Auch in turbulenten Zeiten vertrauen die Deutschen ihrem Rechtssystem. 74 Prozent haben eigenen Angaben zufolge sehr viel oder ziemlich viel Vertrauen in die Gesetze, 68 Prozent in die Gerichte.
Das geht aus dem ROLAND Rechtsreport 2017 hervor. Die Studie entsteht jährlich in Zusammenarbeit mit dem Institut für Demoskopie Allensbach und analysiert die Einstellung der Bevölkerung gegenüber dem deutschen Rechtssystem und der Mediation. Dieses Mal standen zudem die Fragen im Fokus, wie sehr sich die Bürger derzeit durch den Terrorismus bedroht fühlen und wie sie die innere Sicherheit in Deutschland bewerten.

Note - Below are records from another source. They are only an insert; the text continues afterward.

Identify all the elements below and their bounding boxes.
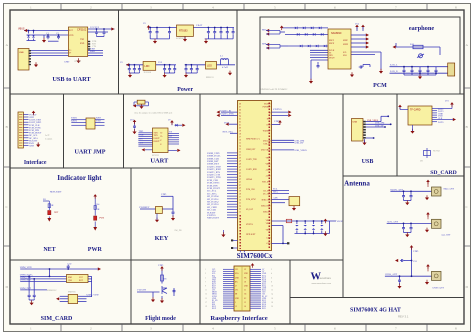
svg-text:8: 8 bbox=[455, 327, 457, 331]
svg-text:USB: USB bbox=[353, 122, 358, 124]
svg-text:61: 61 bbox=[239, 124, 241, 126]
svg-text:ME6211: ME6211 bbox=[206, 77, 214, 79]
svg-text:C1+: C1+ bbox=[160, 133, 163, 135]
svg-text:5: 5 bbox=[235, 302, 236, 304]
svg-text:NETLIGHT: NETLIGHT bbox=[50, 191, 62, 194]
svg-text:PCM: PCM bbox=[373, 83, 387, 89]
svg-text:STATUS: STATUS bbox=[246, 223, 253, 226]
svg-text:ADC: ADC bbox=[273, 197, 278, 200]
svg-text:VBAT: VBAT bbox=[337, 220, 344, 223]
svg-text:RXD: RXD bbox=[90, 50, 95, 53]
svg-text:USB: USB bbox=[19, 52, 24, 54]
svg-text:DCD: DCD bbox=[224, 121, 229, 124]
svg-text:V+: V+ bbox=[160, 140, 162, 142]
svg-text:4: 4 bbox=[212, 327, 214, 331]
svg-text:VCC: VCC bbox=[79, 277, 84, 279]
svg-text:REV 3.1: REV 3.1 bbox=[398, 314, 409, 318]
svg-text:UART_TXD: UART_TXD bbox=[29, 119, 41, 122]
svg-text:AUX_ANT: AUX_ANT bbox=[387, 220, 399, 223]
svg-text:USIM_DET: USIM_DET bbox=[20, 288, 32, 290]
svg-text:MAIN_ANT: MAIN_ANT bbox=[390, 188, 403, 191]
svg-text:XC6206: XC6206 bbox=[144, 72, 152, 74]
svg-text:5: 5 bbox=[274, 327, 276, 331]
svg-text:USB_VBUS: USB_VBUS bbox=[295, 149, 308, 152]
svg-text:47: 47 bbox=[239, 166, 241, 168]
svg-text:VREG: VREG bbox=[265, 163, 271, 165]
svg-text:42: 42 bbox=[239, 181, 241, 183]
svg-text:GND: GND bbox=[235, 298, 240, 300]
svg-text:GND: GND bbox=[244, 273, 249, 275]
svg-text:UART JMP: UART JMP bbox=[75, 150, 106, 156]
svg-text:LDO: LDO bbox=[145, 65, 150, 68]
svg-text:3V3: 3V3 bbox=[235, 269, 238, 271]
svg-text:IIC_SDA: IIC_SDA bbox=[29, 137, 38, 140]
svg-text:16: 16 bbox=[244, 306, 246, 308]
svg-text:GPIO41: GPIO41 bbox=[246, 179, 252, 181]
svg-text:SGM2019: SGM2019 bbox=[176, 38, 185, 40]
svg-text:UART1_RXD: UART1_RXD bbox=[246, 168, 258, 171]
svg-text:2: 2 bbox=[90, 6, 92, 10]
svg-text:FLIGHT: FLIGHT bbox=[138, 289, 147, 292]
svg-text:CLK: CLK bbox=[438, 118, 443, 120]
svg-text:USIM_DET: USIM_DET bbox=[246, 149, 256, 151]
svg-text:9: 9 bbox=[205, 286, 206, 288]
svg-text:38: 38 bbox=[239, 193, 241, 195]
svg-text:C1-: C1- bbox=[160, 136, 163, 138]
svg-text:6: 6 bbox=[334, 6, 336, 10]
svg-text:44: 44 bbox=[239, 175, 241, 177]
svg-text:www.waveshare.com: www.waveshare.com bbox=[312, 282, 332, 285]
svg-text:67: 67 bbox=[239, 106, 241, 108]
svg-text:5V: 5V bbox=[120, 61, 123, 64]
svg-text:SPK: SPK bbox=[262, 43, 267, 46]
svg-text:19: 19 bbox=[205, 306, 207, 308]
svg-text:UART1_TXD: UART1_TXD bbox=[246, 158, 257, 161]
svg-text:KEY: KEY bbox=[155, 235, 169, 242]
svg-text:11: 11 bbox=[205, 290, 207, 292]
svg-text:6: 6 bbox=[334, 327, 336, 331]
svg-text:45: 45 bbox=[239, 172, 241, 174]
svg-text:IO21: IO21 bbox=[262, 308, 266, 310]
svg-text:7: 7 bbox=[395, 327, 397, 331]
svg-text:RTS: RTS bbox=[139, 139, 144, 141]
svg-text:TXD: TXD bbox=[80, 39, 85, 41]
svg-text:USB_VBUS: USB_VBUS bbox=[367, 120, 379, 122]
svg-text:RXD3: RXD3 bbox=[71, 120, 78, 122]
svg-text:14: 14 bbox=[271, 294, 273, 296]
svg-text:USIM_VDD: USIM_VDD bbox=[87, 294, 99, 296]
svg-text:SIM7600X 4G HAT: SIM7600X 4G HAT bbox=[350, 308, 401, 314]
svg-text:CTS: CTS bbox=[139, 142, 144, 144]
svg-text:15: 15 bbox=[205, 298, 207, 300]
svg-text:GND: GND bbox=[64, 61, 69, 64]
svg-text:LDO: LDO bbox=[207, 64, 212, 67]
svg-text:RT9193: RT9193 bbox=[179, 30, 188, 33]
svg-text:SD_CARD: SD_CARD bbox=[430, 170, 457, 176]
svg-text:3: 3 bbox=[150, 327, 152, 331]
svg-text:PCM_SYNC: PCM_SYNC bbox=[246, 199, 257, 201]
svg-text:27: 27 bbox=[235, 286, 237, 288]
svg-text:MICN: MICN bbox=[329, 43, 335, 45]
svg-text:55: 55 bbox=[239, 142, 241, 144]
svg-text:SMF05C: SMF05C bbox=[68, 292, 77, 294]
svg-text:PWRKEY: PWRKEY bbox=[139, 206, 149, 209]
svg-text:RXD: RXD bbox=[80, 43, 85, 45]
svg-text:NET: NET bbox=[54, 212, 59, 214]
svg-text:1K: 1K bbox=[97, 208, 100, 211]
svg-text:VRTC: VRTC bbox=[266, 157, 272, 159]
svg-text:T2IN: T2IN bbox=[154, 135, 159, 137]
svg-text:25: 25 bbox=[244, 290, 246, 292]
svg-text:5V: 5V bbox=[143, 22, 146, 25]
svg-text:SW_PB: SW_PB bbox=[174, 230, 182, 232]
svg-text:4: 4 bbox=[271, 273, 272, 275]
svg-text:4: 4 bbox=[212, 6, 214, 10]
svg-text:12: 12 bbox=[244, 302, 246, 304]
svg-text:32: 32 bbox=[239, 211, 241, 213]
svg-text:13: 13 bbox=[235, 306, 237, 308]
svg-text:NET: NET bbox=[43, 247, 55, 253]
svg-text:46: 46 bbox=[239, 169, 241, 171]
svg-text:65: 65 bbox=[239, 112, 241, 114]
svg-text:GND: GND bbox=[235, 277, 240, 279]
svg-text:33: 33 bbox=[239, 208, 241, 210]
svg-text:48: 48 bbox=[239, 163, 241, 165]
svg-text:VDD: VDD bbox=[158, 264, 163, 267]
svg-text:20: 20 bbox=[271, 306, 273, 308]
svg-text:66: 66 bbox=[239, 109, 241, 111]
svg-text:1: 1 bbox=[205, 269, 206, 271]
svg-text:52: 52 bbox=[239, 151, 241, 153]
svg-text:Indicator light: Indicator light bbox=[57, 174, 102, 182]
svg-text:Antenna: Antenna bbox=[344, 180, 370, 188]
svg-text:PCM_CLK: PCM_CLK bbox=[246, 189, 255, 191]
svg-text:SDA: SDA bbox=[273, 191, 278, 194]
svg-text:earphone: earphone bbox=[409, 25, 435, 32]
svg-text:68: 68 bbox=[239, 103, 241, 105]
svg-text:17: 17 bbox=[205, 302, 207, 304]
svg-text:7: 7 bbox=[205, 281, 206, 283]
svg-text:D-: D- bbox=[69, 53, 71, 55]
svg-text:Raspberry Interface: Raspberry Interface bbox=[210, 315, 267, 322]
svg-text:aveshare: aveshare bbox=[320, 276, 332, 280]
svg-text:36: 36 bbox=[239, 199, 241, 201]
svg-text:53: 53 bbox=[239, 148, 241, 150]
svg-text:41: 41 bbox=[239, 184, 241, 186]
svg-text:CP2102: CP2102 bbox=[77, 27, 87, 31]
svg-text:SIM6320C: SIM6320C bbox=[47, 290, 57, 292]
svg-text:GNSS ANT: GNSS ANT bbox=[432, 287, 444, 290]
svg-text:VDD: VDD bbox=[69, 35, 74, 37]
svg-text:SPKN: SPKN bbox=[343, 44, 349, 46]
svg-text:Flight mode: Flight mode bbox=[145, 316, 176, 322]
svg-text:USB_DP: USB_DP bbox=[295, 142, 305, 145]
svg-text:TXD3: TXD3 bbox=[71, 118, 78, 120]
svg-text:13: 13 bbox=[205, 294, 207, 296]
svg-text:6: 6 bbox=[271, 277, 272, 279]
svg-text:18: 18 bbox=[244, 281, 246, 283]
svg-text:1: 1 bbox=[30, 6, 32, 10]
svg-text:64: 64 bbox=[239, 115, 241, 117]
svg-text:3V3: 3V3 bbox=[235, 290, 238, 292]
svg-text:34: 34 bbox=[239, 205, 241, 207]
svg-text:VBUS: VBUS bbox=[18, 28, 25, 31]
svg-text:16: 16 bbox=[271, 298, 273, 300]
svg-text:5: 5 bbox=[274, 6, 276, 10]
svg-text:USIM_RST: USIM_RST bbox=[20, 279, 32, 281]
svg-text:RXD: RXD bbox=[96, 118, 101, 120]
svg-text:2.54mm: 2.54mm bbox=[45, 138, 53, 140]
svg-text:58: 58 bbox=[239, 133, 241, 135]
svg-text:GNSS_ANT: GNSS_ANT bbox=[385, 273, 398, 276]
svg-text:TX: TX bbox=[169, 132, 172, 134]
svg-text:40: 40 bbox=[239, 187, 241, 189]
svg-text:USB_DP: USB_DP bbox=[375, 125, 384, 127]
svg-text:VDD: VDD bbox=[413, 250, 418, 253]
svg-text:35: 35 bbox=[239, 202, 241, 204]
svg-text:SIM7600Cx-x: SIM7600Cx-x bbox=[246, 138, 261, 141]
svg-text:54: 54 bbox=[239, 145, 241, 147]
svg-text:7: 7 bbox=[395, 6, 397, 10]
svg-text:1: 1 bbox=[30, 327, 32, 331]
svg-text:8: 8 bbox=[455, 6, 457, 10]
svg-text:2x7P: 2x7P bbox=[45, 135, 50, 137]
svg-text:UART: UART bbox=[150, 158, 169, 165]
svg-text:1K: 1K bbox=[51, 204, 54, 207]
svg-text:RX: RX bbox=[169, 136, 173, 138]
svg-text:49: 49 bbox=[239, 160, 241, 162]
svg-text:NC7SZ: NC7SZ bbox=[433, 151, 440, 153]
svg-text:GND: GND bbox=[29, 146, 34, 148]
svg-text:CP2102: CP2102 bbox=[74, 61, 81, 63]
svg-text:NETLIGHT: NETLIGHT bbox=[246, 234, 256, 236]
svg-text:UART_RXD: UART_RXD bbox=[29, 121, 41, 124]
svg-text:3: 3 bbox=[205, 273, 206, 275]
svg-text:NETLIGHT: NETLIGHT bbox=[207, 217, 219, 220]
svg-text:EAR_L: EAR_L bbox=[390, 64, 398, 67]
svg-text:59: 59 bbox=[239, 130, 241, 132]
svg-text:TXD: TXD bbox=[96, 120, 101, 122]
svg-text:Interface: Interface bbox=[24, 160, 47, 166]
svg-text:37: 37 bbox=[239, 196, 241, 198]
svg-text:5V: 5V bbox=[168, 120, 171, 122]
svg-text:50: 50 bbox=[239, 157, 241, 159]
svg-text:39: 39 bbox=[239, 190, 241, 192]
svg-text:SIM_CARD: SIM_CARD bbox=[41, 316, 73, 322]
svg-text:4.7uH: 4.7uH bbox=[222, 66, 228, 69]
svg-text:TF-CARD: TF-CARD bbox=[410, 109, 421, 112]
svg-text:Power: Power bbox=[177, 87, 193, 93]
svg-text:63: 63 bbox=[239, 118, 241, 120]
svg-text:10: 10 bbox=[271, 286, 273, 288]
svg-text:12: 12 bbox=[271, 290, 273, 292]
svg-text:2: 2 bbox=[90, 327, 92, 331]
svg-text:CLK: CLK bbox=[68, 280, 73, 282]
svg-text:Aux ANT: Aux ANT bbox=[441, 234, 451, 237]
svg-text:VBAT: VBAT bbox=[196, 24, 203, 27]
svg-text:57: 57 bbox=[239, 136, 241, 138]
svg-text:VCC3V3: VCC3V3 bbox=[90, 26, 100, 29]
svg-text:2: 2 bbox=[271, 269, 272, 271]
svg-text:GND: GND bbox=[244, 286, 249, 288]
svg-text:SD_DAT: SD_DAT bbox=[246, 208, 254, 211]
svg-text:8: 8 bbox=[271, 281, 272, 283]
svg-text:43: 43 bbox=[239, 178, 241, 180]
svg-text:RXD: RXD bbox=[139, 135, 144, 137]
svg-text:56: 56 bbox=[239, 139, 241, 141]
svg-text:VDD: VDD bbox=[274, 120, 279, 123]
svg-text:IO19: IO19 bbox=[212, 308, 216, 310]
svg-text:EAR_R: EAR_R bbox=[390, 70, 398, 73]
svg-text:STATUS: STATUS bbox=[273, 108, 282, 111]
svg-text:USB to UART: USB to UART bbox=[52, 76, 91, 83]
svg-text:close the jumper to enable RS2: close the jumper to enable RS232 DB9 por… bbox=[134, 113, 173, 115]
svg-text:TXD: TXD bbox=[139, 131, 144, 133]
svg-text:PWR: PWR bbox=[99, 217, 104, 219]
svg-text:60: 60 bbox=[239, 127, 241, 129]
svg-text:5: 5 bbox=[205, 277, 206, 279]
svg-text:SDA: SDA bbox=[343, 54, 348, 57]
svg-text:DOUT: DOUT bbox=[329, 58, 335, 60]
svg-text:PWR: PWR bbox=[88, 247, 103, 253]
svg-text:3: 3 bbox=[150, 6, 152, 10]
svg-text:62: 62 bbox=[239, 121, 241, 123]
svg-text:MIC: MIC bbox=[262, 29, 267, 32]
svg-text:SIM7600Cx: SIM7600Cx bbox=[237, 252, 273, 260]
svg-text:I2C_SCL: I2C_SCL bbox=[263, 190, 271, 192]
svg-text:SIM7600CxxB-TE PCM&I2C: SIM7600CxxB-TE PCM&I2C bbox=[261, 89, 288, 91]
svg-text:USB: USB bbox=[362, 159, 374, 165]
svg-text:NET_STA: NET_STA bbox=[223, 130, 233, 133]
svg-text:51: 51 bbox=[239, 154, 241, 156]
svg-text:VDD: VDD bbox=[161, 193, 166, 196]
svg-text:USIM_VDD: USIM_VDD bbox=[20, 267, 32, 269]
svg-text:DAT0: DAT0 bbox=[438, 121, 444, 124]
svg-text:18: 18 bbox=[271, 302, 273, 304]
svg-text:UART1_DTR: UART1_DTR bbox=[220, 113, 234, 116]
svg-text:SIM: SIM bbox=[68, 277, 72, 279]
svg-text:Main ANT: Main ANT bbox=[444, 188, 455, 191]
svg-text:NAU8810: NAU8810 bbox=[331, 32, 342, 35]
svg-text:USB_DM: USB_DM bbox=[375, 123, 384, 125]
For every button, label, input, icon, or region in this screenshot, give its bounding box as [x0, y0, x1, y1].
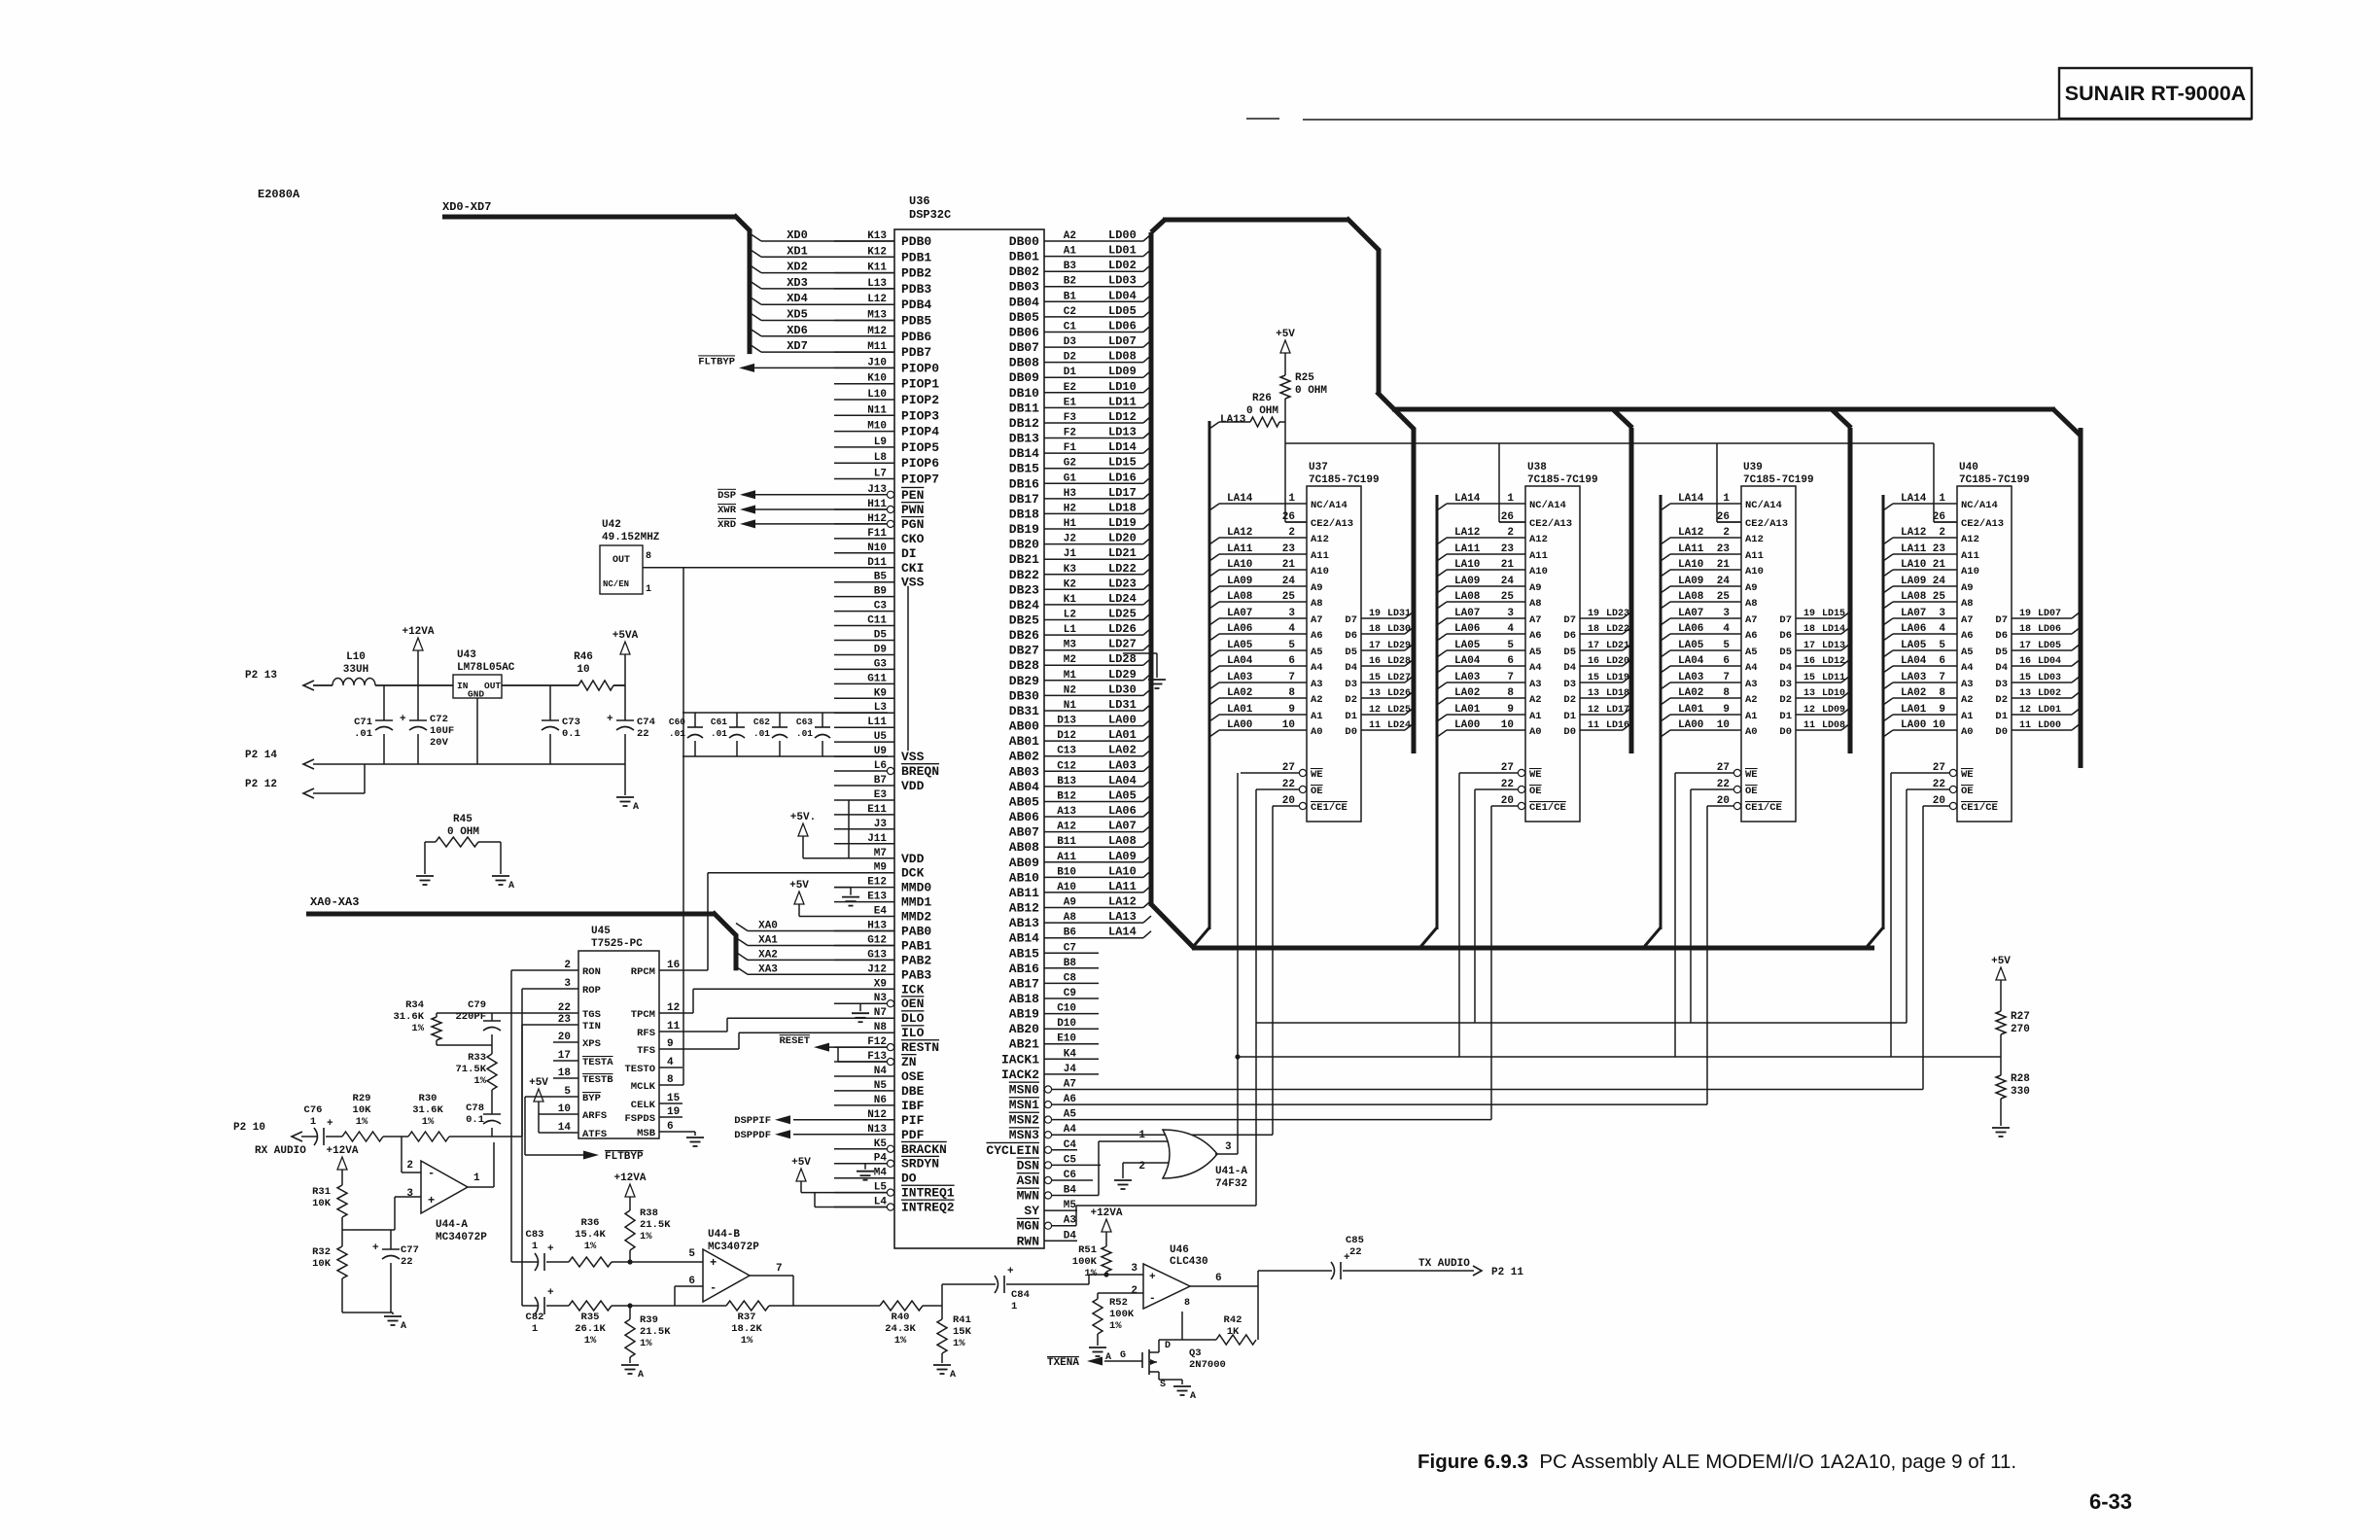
svg-text:LA12: LA12	[1901, 527, 1926, 539]
svg-text:R52: R52	[1109, 1297, 1128, 1309]
svg-text:TXENA: TXENA	[1047, 1357, 1079, 1369]
svg-text:LD15: LD15	[1108, 456, 1137, 470]
svg-text:K13: K13	[867, 230, 887, 242]
resistor R39 21.5K 1% with ground	[621, 1303, 671, 1381]
svg-text:L11: L11	[867, 717, 887, 728]
svg-text:PDF: PDF	[901, 1128, 925, 1142]
svg-text:+: +	[428, 1194, 435, 1208]
svg-text:8: 8	[1184, 1298, 1190, 1309]
svg-text:C78: C78	[466, 1102, 484, 1114]
svg-text:LA10: LA10	[1454, 559, 1480, 571]
svg-text:6: 6	[1288, 655, 1295, 667]
svg-text:D6: D6	[1779, 630, 1792, 642]
+5V pull-up at U36 VDD pin M7	[790, 812, 834, 858]
ground near U36 data bus	[1123, 653, 1166, 688]
svg-text:A12: A12	[1961, 534, 1979, 545]
svg-text:22: 22	[637, 728, 649, 740]
svg-text:7: 7	[1288, 672, 1295, 683]
svg-text:3: 3	[1507, 608, 1514, 619]
svg-text:20: 20	[1501, 795, 1514, 807]
wire XA0 to U36 pin H13	[736, 921, 894, 932]
svg-text:C9: C9	[1064, 988, 1076, 999]
svg-text:26.1K: 26.1K	[575, 1323, 606, 1335]
svg-text:CE2/A13: CE2/A13	[1311, 518, 1353, 530]
svg-text:P2 12: P2 12	[245, 779, 277, 790]
svg-text:A: A	[633, 802, 639, 813]
svg-text:Q3: Q3	[1189, 1348, 1202, 1359]
svg-text:OE: OE	[1311, 786, 1323, 797]
svg-text:L8: L8	[874, 452, 888, 464]
bus diagonal drop to U38 data bus	[1613, 409, 1632, 428]
svg-text:J1: J1	[1064, 548, 1077, 560]
svg-text:1%: 1%	[473, 1075, 486, 1087]
wire U44-B output node	[750, 1276, 880, 1306]
signal DSPPIF (to U36 PIF pin N12)	[734, 1115, 894, 1127]
svg-text:N3: N3	[874, 993, 888, 1004]
ground at U36 MMD0 pin E12	[834, 888, 859, 906]
wire XD0 from XD bus to U36 pin K13	[750, 228, 894, 242]
svg-text:10: 10	[1282, 719, 1295, 731]
svg-text:A9: A9	[1529, 582, 1542, 594]
svg-text:27: 27	[1933, 762, 1945, 774]
svg-text:4: 4	[1723, 623, 1730, 635]
svg-text:N7: N7	[874, 1007, 887, 1019]
svg-text:SRDYN: SRDYN	[901, 1157, 939, 1172]
svg-text:MWN: MWN	[1017, 1189, 1039, 1204]
svg-text:A11: A11	[1529, 550, 1548, 562]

Zu lange Gerichtsverfahren
In Bezug auf das Rechtssystem stehen schon seit Jahren bestimmte Punkte stark in der Kritik. So findet die Mehrheit der Deutschen (80 Prozent), dass die Gerichtsverfahren zu lange dauern. 73 Prozent vertreten die Auffassung, die Gerichte seien überlastet. Dementsprechend ziehen die Bürger auch deren Arbeit in Zweifel: Nur 23 Prozent sind von ihrer Gründlichkeit und Gewissenhaftigkeit überzeugt, und genauso wenige glauben, dass vor dem Kadi stets alles mit rechten Dingen zugeht.
Ebenso bezweifelt mehr als die Hälfte der Bürger, dass vor Gericht jeder gleich behandelt wird: 62 Prozent denken, man könne seine Chancen auf ein günstiges Urteil erhöhen, wenn man sich einen bekannten Anwalt leisten könne. Weitere 57 Prozent halten die Rechtsprechung in Deutschland ganz allgemein für uneinheitlich.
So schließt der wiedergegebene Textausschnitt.